外头来了个黑发碧眼的小姑娘,脆脆的喊着程一永为外公。
但他脸拉着老长,像是强行忍着某一种情绪不让其迸发。
“洋鬼子,滚,我才不是你外公。”程一永做出的那个姿势像极了要打人一般。
小孩子哪懂得这些,还以为程一永真的要打自己。
随即哇哇的大哭起来。
“妈妈说,你就是我外公,你为什么不承认我。是我哪里惹你不开心了吗?”
小团子,长得粉嫩可爱。
一举一动,让唐菖蒲都快要被萌化掉了。
程一永听到她的指责,只是觉得越发的愤怒。
“你滚回去告诉你妈若是她还想要我这个爹再活长久一些,以后就不要出现在我的视线范围内,否则我见一次打一次,连你也不例外。”
程一永被气得吹胡子瞪眼。
他那时候好说歹说劝着他的女儿不要去嫁这种洋鬼子,但她那是像是被洗了脑一样。
为此,他们之间本应该和煦的父女关系却越发激烈。
直至后来她母亲去世后,两个人才陷入了不可交流的厄交当中。
“不听老人言,吃亏在眼前。现在知道会跑回来了,但是已经晚了。”
程一永一把推搡的将小姑娘赶出了门外。
“以后不要来我的店铺了,你父母之间的感情我也不想掺和太多。现在离我多远就多远,让我也好好的生活就不行吗?”
当初女儿程莹月与洋鬼子相恋被他知晓的那段时间,他是成宿成宿地睡不着,做梦都
是想着这件事。
那段时间过得真的是太累了,他们不仅要顾全家庭上的生活,还有医院里的病人需要他的百分之百的投入等等。
他还记得在年幼的时候,他家里的亲属就是被这群入侵者害的家破人亡,里头就不乏有那些个金发碧眼的洋鬼子。
百年之后,让他如何到下面,面对那一众被冤死的长辈们。
程一永似乎将唐菖蒲当成了心里树洞,“我上辈子不知道是造了什么孽,才导致我这女儿是来惩罚我一样。”
唐菖蒲自然是一个非常好的听众,会非常耐心地听他说。
也会适当的提出一些自己的意见。
“我就想不明白了,我女儿一个正儿八经读了这么多年的书的人,不应该也是明事理的那一类,为什么最后会选择嫁给一个洋鬼子。”
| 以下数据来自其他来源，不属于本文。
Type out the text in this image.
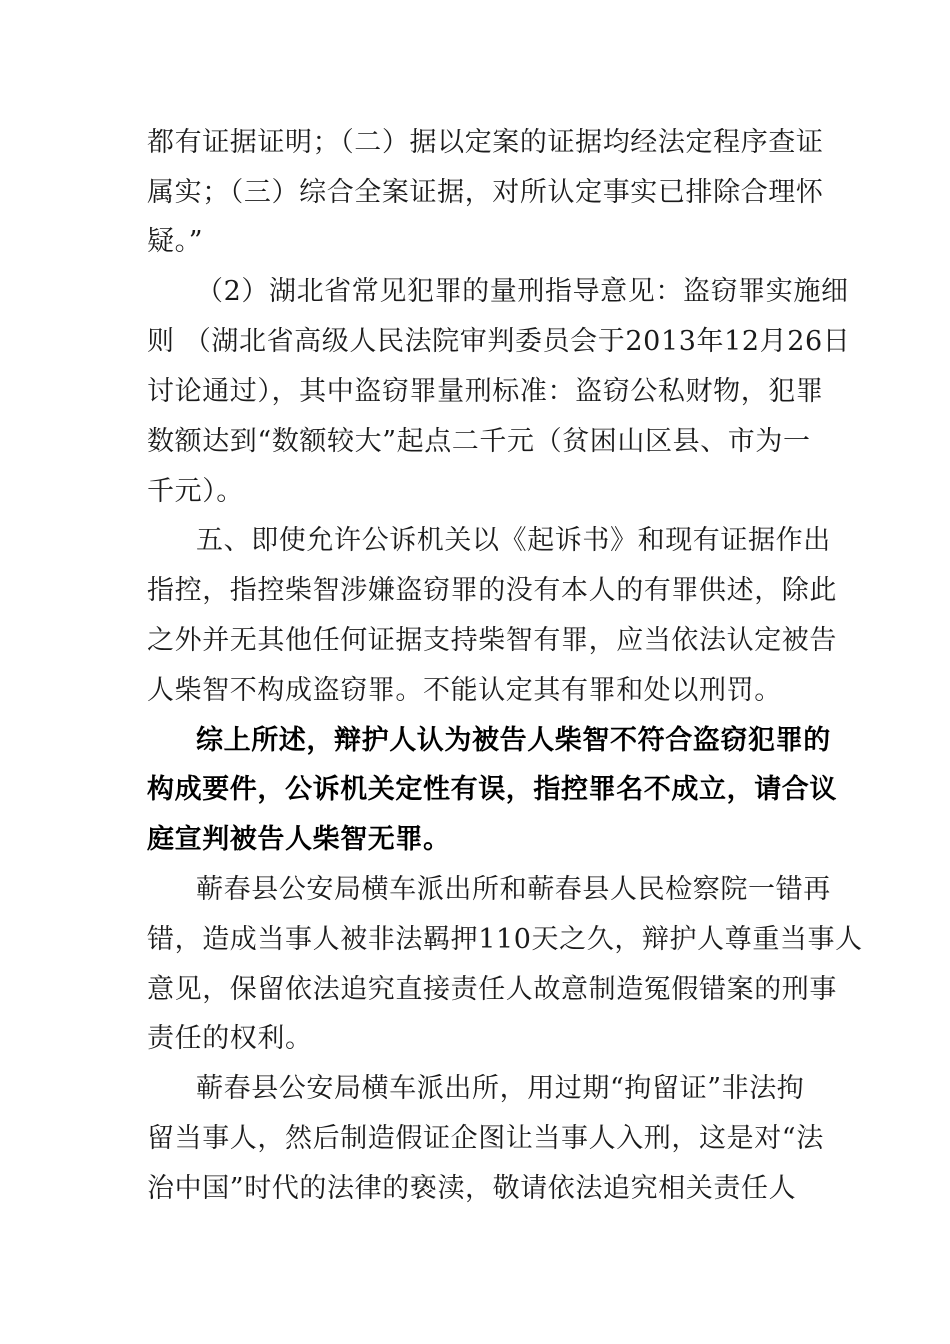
都有证据证明；（二）据以定案的证据均经法定程序查证
属实；（三）综合全案证据，对所认定事实已排除合理怀
疑。”
（2）湖北省常见犯罪的量刑指导意见：盗窃罪实施细
则 （湖北省高级人民法院审判委员会于2013年12月26日
讨论通过），其中盗窃罪量刑标准：盗窃公私财物，犯罪
数额达到“数额较大”起点二千元（贫困山区县、市为一
千元）。
五、即使允许公诉机关以《起诉书》和现有证据作出
指控，指控柴智涉嫌盗窃罪的没有本人的有罪供述，除此
之外并无其他任何证据支持柴智有罪，应当依法认定被告
人柴智不构成盗窃罪。不能认定其有罪和处以刑罚。
综上所述，辩护人认为被告人柴智不符合盗窃犯罪的
构成要件，公诉机关定性有误，指控罪名不成立，请合议
庭宣判被告人柴智无罪。
蕲春县公安局横车派出所和蕲春县人民检察院一错再
错，造成当事人被非法羁押110天之久，辩护人尊重当事人
意见，保留依法追究直接责任人故意制造冤假错案的刑事
责任的权利。
蕲春县公安局横车派出所，用过期“拘留证”非法拘
留当事人，然后制造假证企图让当事人入刑，这是对“法
治中国”时代的法律的亵渎，敬请依法追究相关责任人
说起来他就来气,尤其当他女儿告诉他已经怀了人家孩子的时候,对于他来讲,无非就是一个晴天霹雳。
但是她女儿丝毫不在意,而且拿出势必要和那个洋鬼子厮守一生的勇气。
程一永从知道的那一刻起就眉头就没有放下过,女儿不听话,老伴去世,一时间让他迷失了前进的方向。
那段时间,他一直找不到真正的自己究竟是怎样的。
“但是我心心念念的女儿并不理解我的所作所为,还一直对自己有各种不好的印象。”
“她还言之凿凿地讲什么狗屁自由恋爱,简直是昏了头。”
“你肯定想不到大年三
十晚的那个夜,别人家都是团团圆圆的过新年,而我们家则是为了洋鬼子而大打出手,让人难堪的很。”
唐菖蒲接受了这一段信号之后,只觉得他们俩所有的矛盾都是因为没有好好沟通所引发起来的。